Da esquerda pra direita: minha vó Alzira, eu, com 3 anos, e minha vó Antônia. Essa foto é de um aniversário na casa do meu tio; foi junto com o do meu irmão, que estava fazendo 12 anos. Minha mãe pegou essa ideia de “o que você quer ser quando crescer?” e fez bolos temáticos – o dele de pescador e o meu de cantora. Hoje, ele é cantor também, num grupo de pagode chamado Making Of (sim, é tipo um abismo entre o que ele faz e o que eu faço, hahaha).
Com esse novo single, algum trabalho maior pode estar vindo por aí? Outro EP, um primeiro disco solo para logo?
Por enquanto, não.
E, além do show de lançamento, você tem algumas outras apresentações planejadas?

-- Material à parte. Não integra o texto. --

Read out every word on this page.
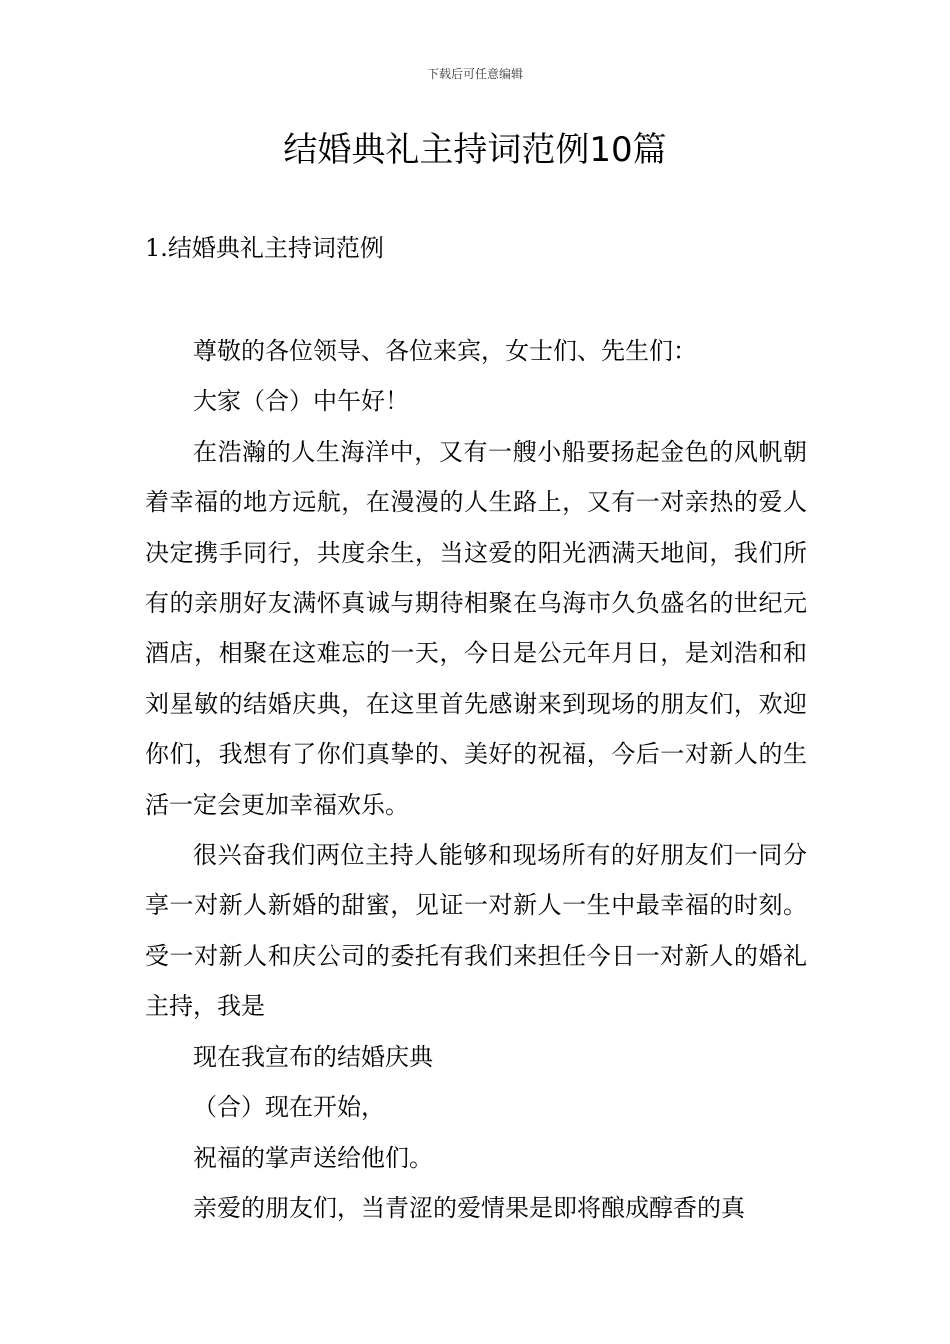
下载后可任意编辑
结婚典礼主持词范例10篇
1.结婚典礼主持词范例

尊敬的各位领导、各位来宾，女士们、先生们：

大家（合）中午好！

在浩瀚的人生海洋中，又有一艘小船要扬起金色的风帆朝着幸福的地方远航，在漫漫的人生路上，又有一对亲热的爱人决定携手同行，共度余生，当这爱的阳光洒满天地间，我们所有的亲朋好友满怀真诚与期待相聚在乌海市久负盛名的世纪元酒店，相聚在这难忘的一天，今日是公元年月日，是刘浩和和刘星敏的结婚庆典，在这里首先感谢来到现场的朋友们，欢迎你们，我想有了你们真挚的、美好的祝福，今后一对新人的生活一定会更加幸福欢乐。

很兴奋我们两位主持人能够和现场所有的好朋友们一同分享一对新人新婚的甜蜜，见证一对新人一生中最幸福的时刻。受一对新人和庆公司的委托有我们来担任今日一对新人的婚礼主持，我是

现在我宣布的结婚庆典

（合）现在开始，

祝福的掌声送给他们。

亲爱的朋友们，当青涩的爱情果是即将酿成醇香的真
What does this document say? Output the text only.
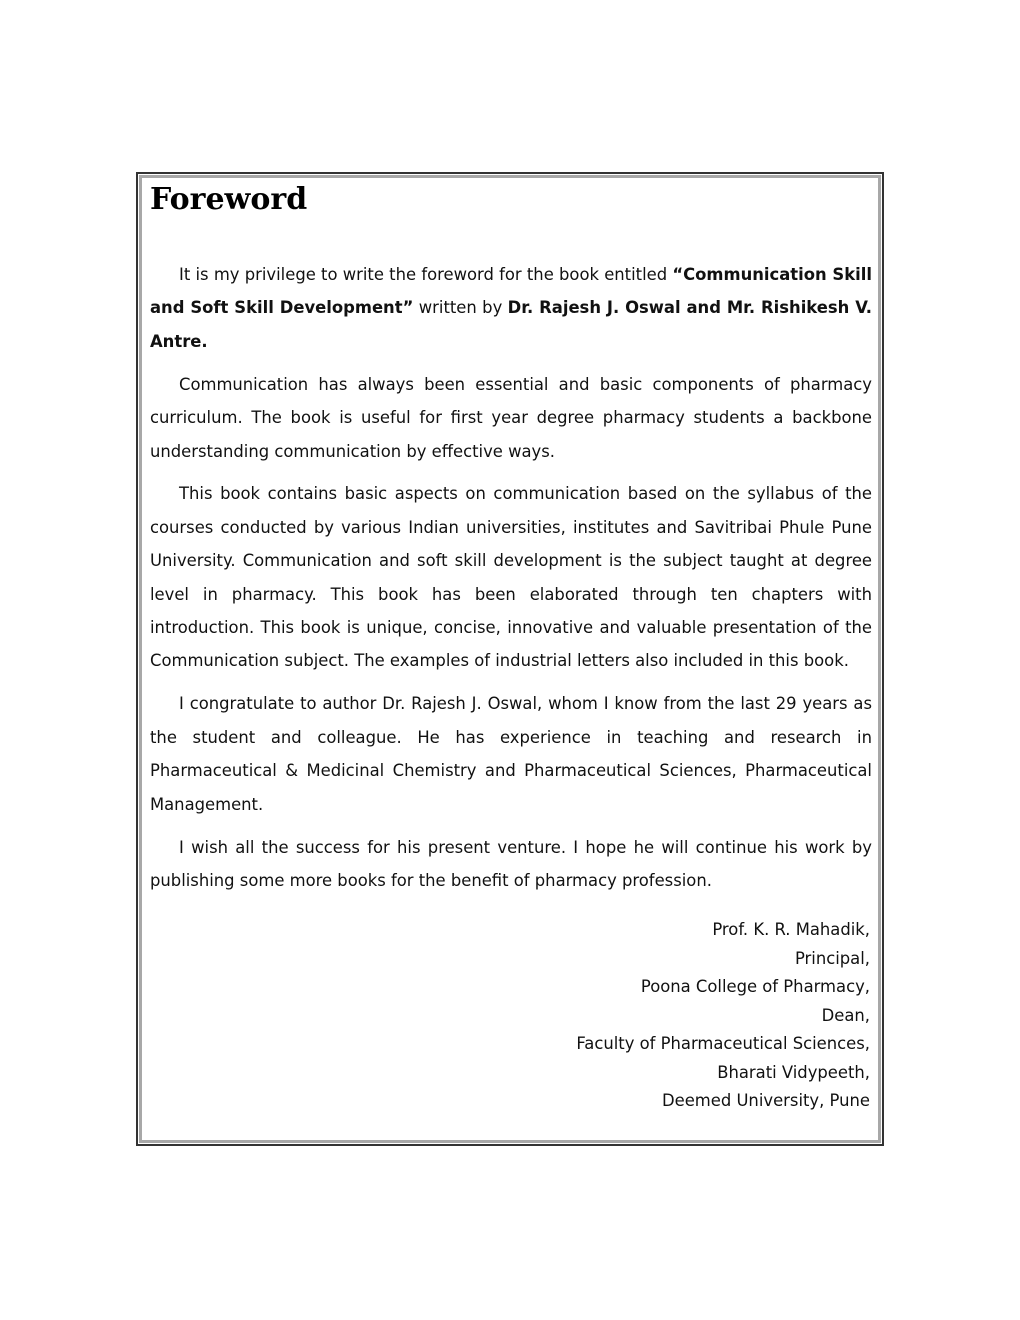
Foreword

It is my privilege to write the foreword for the book entitled “Communication Skill and Soft Skill Development” written by Dr. Rajesh J. Oswal and Mr. Rishikesh V. Antre.

Communication has always been essential and basic components of pharmacy curriculum. The book is useful for first year degree pharmacy students a backbone understanding communication by effective ways.

This book contains basic aspects on communication based on the syllabus of the courses conducted by various Indian universities, institutes and Savitribai Phule Pune University. Communication and soft skill development is the subject taught at degree level in pharmacy. This book has been elaborated through ten chapters with introduction. This book is unique, concise, innovative and valuable presentation of the Communication subject. The examples of industrial letters also included in this book.

I congratulate to author Dr. Rajesh J. Oswal, whom I know from the last 29 years as the student and colleague. He has experience in teaching and research in Pharmaceutical & Medicinal Chemistry and Pharmaceutical Sciences, Pharmaceutical Management.

I wish all the success for his present venture. I hope he will continue his work by publishing some more books for the benefit of pharmacy profession.

Prof. K. R. Mahadik,
Principal,
Poona College of Pharmacy,
Dean,
Faculty of Pharmaceutical Sciences,
Bharati Vidypeeth,
Deemed University, Pune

Tenho sim: dia 9, toco em Sorocaba dentro do Sonora, que é um circuito de compositoras com eventos no Brasil e no mundo (saiba mais aqui). E dia 16, toco no Submundo 177, aqui em SP, dentro d’uma empreitada chamada ovosnovos, com a Quasar e a Jagsax.
Por fim, o que você acha da cena ~independente~ brasileira hoje em dia? Tá otimista com esse clima de união que parece rolar entre os selos, principalmente na galera do rock triste? Ou acha que ter qualquer otimismo é delírio levando em conta a situação da economia musical de hoje?
Por mais que você encontre um monte de gente fazendo um monte de coisa num monte de lugares, ainda é tudo muito fragmentado, panelento, e isso é um negócio que me deixa puta. Se você não faz parte do grupinho, seja ele qual for, você fica de fora. Eu mesma não me sinto parte de nenhum deles, mesmo acompanhando e botando fé no trampo de alguns. Otimismo eu tenho, ainda que com muita, muita cisma – pra mim, viver de música é impossível. É um negócio que eu desisto antes mesmo de pensar em tentar. Mas eu sei que, se eu deixar a música de lado e ficar só num emprego comum, eu tô mentindo pra mim mesma. É um negócio que nasceu comigo, que tá intrínseco na minha vida.